Bei allem Klagen über den Digitalisierungsstandort Deutschland, hat sich Hamburg in den vergangenen Jahren immer wieder als positives Gegenbeispiel hervorgetan. Sei es durch den gezielten Einsatz der Mittel zur Digitalisierung der Schulen, die Anbindung an das Glasfasernetz oder durch digital verfügbare Verwaltungsangebote. Dazu kommen zahlreiche Leuchtturmprojekte wie der digitale Hafen oder das geplante „Haus der digitalen Welt“. Diese Vorreiterschaft müssen wir gemeinsam weiter ausbauen, durch ein gutes Bildungsangebot und den gezielten Aufbau von Kompetenzen – auch durch Fachkräfte aus dem Ausland. Nicht zuletzt zählt Hamburg weltweit zu den lebenswertesten Städten. Wir haben also einen starken Standortvorteil, um auch internationale Talente anzuziehen. Ich wünsche mir, dass wir diese enormen Potenziale ausschöpfen, um die Hansestadt als Digitalstandort zum „Tor zur Welt 2.0“ zu machen.
Mein Rat? Macht es! Wir brauchen euch. Mehr als je zuvor haben Tech-Talente heute die Chance, zu gestalten und zu wirken – nicht nur im unternehmerischen, sondern auch im gesellschaftlichen Kontext. Nachhaltigkeit, Ethik, soziale Verantwortung – Technologie ist der Schlüssel zu einer positiven Veränderung. Ich kann nur jede:n ermutigen, den Schritt zu gehen – ganz gleich, ob auf dem klassischen Weg oder per Quereinstieg.
Der ITEC soll der zentrale Vernetzungsort für IT- und Digital-Entscheider der Region Hamburg und des Nordens sein, wo sich Anwender mit ausgewählten TECH-Partnern in einer entspannten Atmosphäre austauschen können.

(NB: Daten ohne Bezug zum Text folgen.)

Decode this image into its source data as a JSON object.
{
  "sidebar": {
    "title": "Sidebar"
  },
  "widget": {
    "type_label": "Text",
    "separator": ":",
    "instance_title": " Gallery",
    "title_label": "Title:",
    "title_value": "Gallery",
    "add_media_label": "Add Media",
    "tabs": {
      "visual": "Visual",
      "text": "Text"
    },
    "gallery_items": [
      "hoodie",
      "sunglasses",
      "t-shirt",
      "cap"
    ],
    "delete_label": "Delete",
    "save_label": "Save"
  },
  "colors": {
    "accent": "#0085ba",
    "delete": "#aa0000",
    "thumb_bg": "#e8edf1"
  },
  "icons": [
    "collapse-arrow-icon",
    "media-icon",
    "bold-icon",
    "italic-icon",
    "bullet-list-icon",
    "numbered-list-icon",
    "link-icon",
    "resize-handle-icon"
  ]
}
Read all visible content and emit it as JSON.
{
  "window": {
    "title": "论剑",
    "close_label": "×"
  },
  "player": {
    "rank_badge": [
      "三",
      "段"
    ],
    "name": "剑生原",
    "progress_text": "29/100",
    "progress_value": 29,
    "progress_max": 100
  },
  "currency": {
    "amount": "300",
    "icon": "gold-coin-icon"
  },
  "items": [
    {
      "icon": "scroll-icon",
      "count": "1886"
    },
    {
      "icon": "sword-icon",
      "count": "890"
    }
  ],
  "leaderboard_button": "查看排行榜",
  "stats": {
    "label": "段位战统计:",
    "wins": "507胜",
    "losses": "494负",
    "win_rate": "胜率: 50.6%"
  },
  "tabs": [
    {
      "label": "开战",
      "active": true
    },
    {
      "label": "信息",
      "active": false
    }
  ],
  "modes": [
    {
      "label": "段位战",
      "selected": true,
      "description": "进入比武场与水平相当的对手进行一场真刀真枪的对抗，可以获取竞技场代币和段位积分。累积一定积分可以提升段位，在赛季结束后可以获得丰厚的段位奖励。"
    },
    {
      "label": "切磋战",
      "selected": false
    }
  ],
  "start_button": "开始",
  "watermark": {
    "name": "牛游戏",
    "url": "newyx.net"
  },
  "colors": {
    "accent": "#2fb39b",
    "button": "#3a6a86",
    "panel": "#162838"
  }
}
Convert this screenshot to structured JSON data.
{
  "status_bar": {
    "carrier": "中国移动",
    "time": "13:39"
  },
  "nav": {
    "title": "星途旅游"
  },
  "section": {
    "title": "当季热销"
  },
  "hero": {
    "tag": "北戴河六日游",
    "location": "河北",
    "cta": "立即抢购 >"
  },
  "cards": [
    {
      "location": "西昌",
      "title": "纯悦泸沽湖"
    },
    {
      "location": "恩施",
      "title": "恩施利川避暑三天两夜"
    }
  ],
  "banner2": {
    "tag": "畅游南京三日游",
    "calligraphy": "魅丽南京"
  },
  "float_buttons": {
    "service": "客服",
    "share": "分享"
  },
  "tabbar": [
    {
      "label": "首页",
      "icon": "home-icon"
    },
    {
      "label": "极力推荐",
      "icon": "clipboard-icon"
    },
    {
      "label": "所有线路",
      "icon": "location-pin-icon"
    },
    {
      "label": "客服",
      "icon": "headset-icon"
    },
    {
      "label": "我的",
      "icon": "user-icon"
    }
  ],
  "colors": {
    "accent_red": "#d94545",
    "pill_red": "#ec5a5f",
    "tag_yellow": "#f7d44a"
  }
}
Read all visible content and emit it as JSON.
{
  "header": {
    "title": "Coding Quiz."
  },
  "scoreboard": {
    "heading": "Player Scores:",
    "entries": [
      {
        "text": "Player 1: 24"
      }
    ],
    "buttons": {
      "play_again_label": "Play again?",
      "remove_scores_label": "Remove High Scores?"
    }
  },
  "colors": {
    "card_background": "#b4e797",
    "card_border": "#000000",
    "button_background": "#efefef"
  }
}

Bei unseren Veranstaltungen gibt es immer wieder die Möglichkeit zum Gespräch zwischen Digital-Kolleg:innen sowie Vertreter:innen aus Politik und Wissenschaft. Die anwesenden und unterstützenden IT-Dienstleister gehen mit diesem Setup gut um, sodass es immer wieder zu angeregten Gesprächen kommt.
Diese persönliche und direkte Struktur möchte ich für die Community in Hamburg und im Norden gerne bewahren und im Sinne aller Mitglieder so geschützt weiterentwickeln. Dazu setze ich mich als Vorstand sehr gerne ein.